In addition to seeing your credit and debt sources, a check will show things like loan repayment details, debt collection data, bankruptcy filings and insurance info.

Does a Credit Check Impact Your Credit Score?

As Select states, employers are more likely to request credit checks for persons applying for financial-specific roles within a company or a job that requires a worker to handle money. And luckily, although an employer-requested credit check seems like an overly invasive step in your application process, it’s considered a “soft” inquiry on your credit history.

A “soft pull” inquiry gets recorded but doesn’t affect your credit score, as opposed to a “hard pull” inquiry, which are conducted primarily on loan applications and the opening of an account of a certificate of deposit (CD), are recorded on your credit history and normally result in a loss of credit points (because they mark the times when you have applied for new credit).
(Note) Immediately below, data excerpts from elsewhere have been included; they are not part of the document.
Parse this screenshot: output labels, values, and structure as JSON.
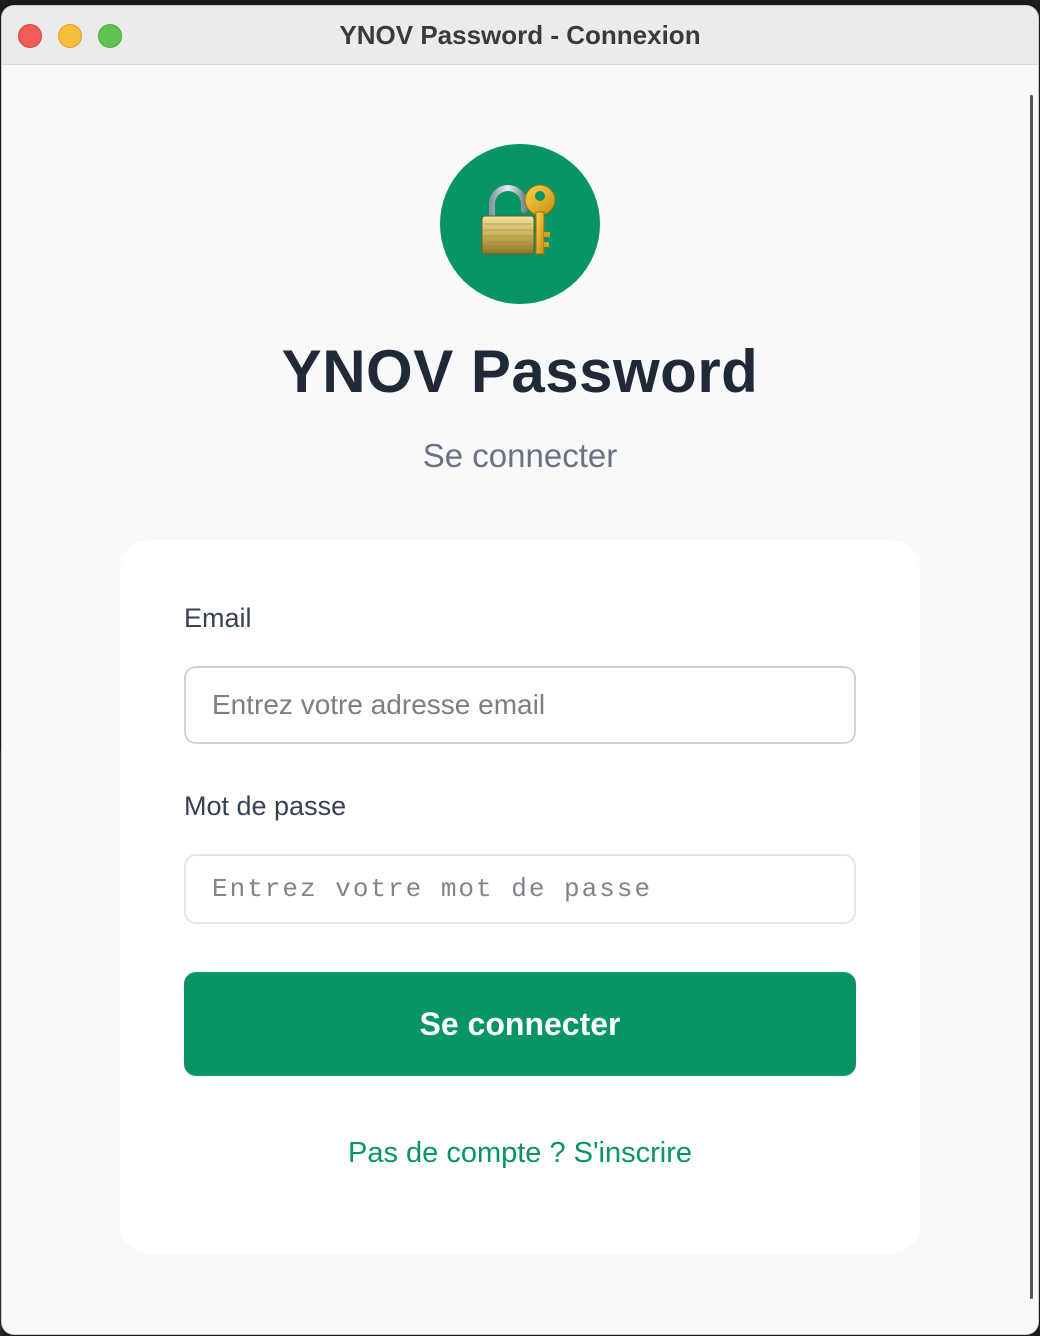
{
  "window": {
    "title": "YNOV Password - Connexion"
  },
  "logo": {
    "icon": "lock-with-key-icon",
    "background_color": "#079467"
  },
  "header": {
    "app_title": "YNOV Password",
    "subtitle": "Se connecter"
  },
  "form": {
    "email_label": "Email",
    "email_placeholder": "Entrez votre adresse email",
    "email_value": "",
    "password_label": "Mot de passe",
    "password_placeholder": "Entrez votre mot de passe",
    "password_value": "",
    "submit_label": "Se connecter",
    "signup_link": "Pas de compte ? S'inscrire"
  },
  "colors": {
    "accent": "#079467",
    "title_text": "#1f2937",
    "muted_text": "#6b7280"
  }
}
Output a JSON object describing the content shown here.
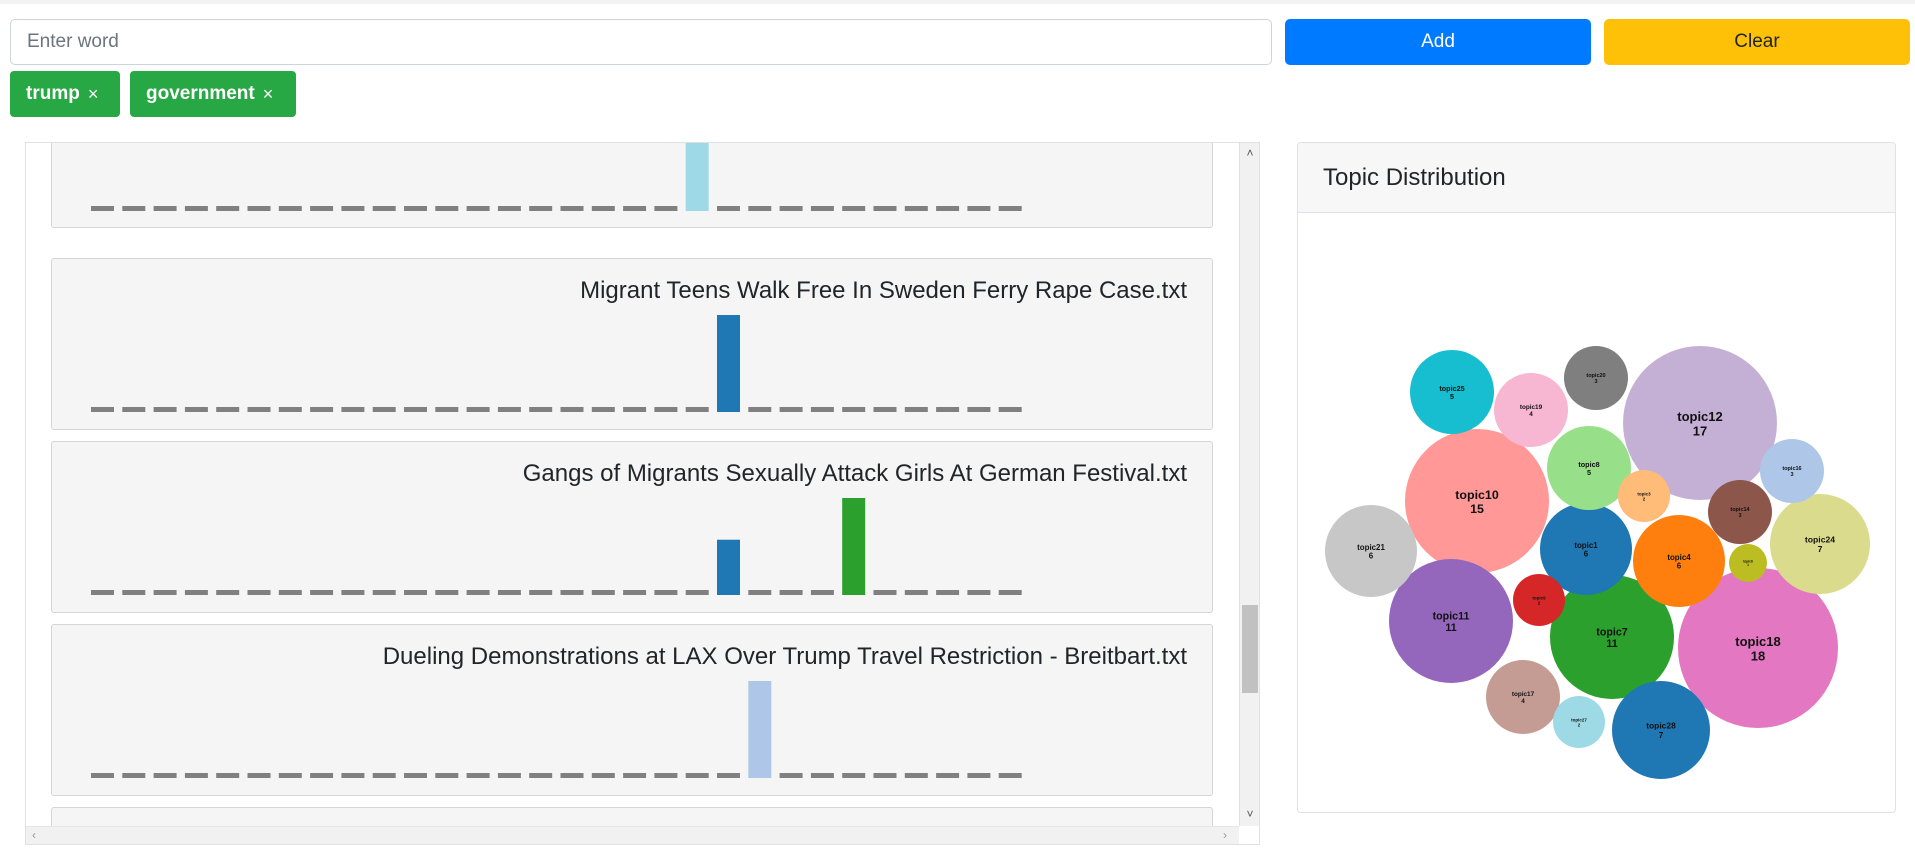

Typically a hard credit inquiry results in a hit to your credit score of five points or less, per Experian.

Whether you find a credit check by a potential employer inappropriate or not, you do have some recourse. Companies have to inform you of their intention of a background and credit check and can’t do request a credit inquiry without your consent, as outlined in the Fair Credit Reporting Act (FCRA).

“Unlike every other credit reporting scenario, you must be given a separate notice indicating the employer is going to pull your credit reports,” said Ulzheimer. “And you have to give overt written permission.” Unfortunately, while you can refuse a check on your credit, a company can likewise refuse to hire you as a result of your nonconsenting.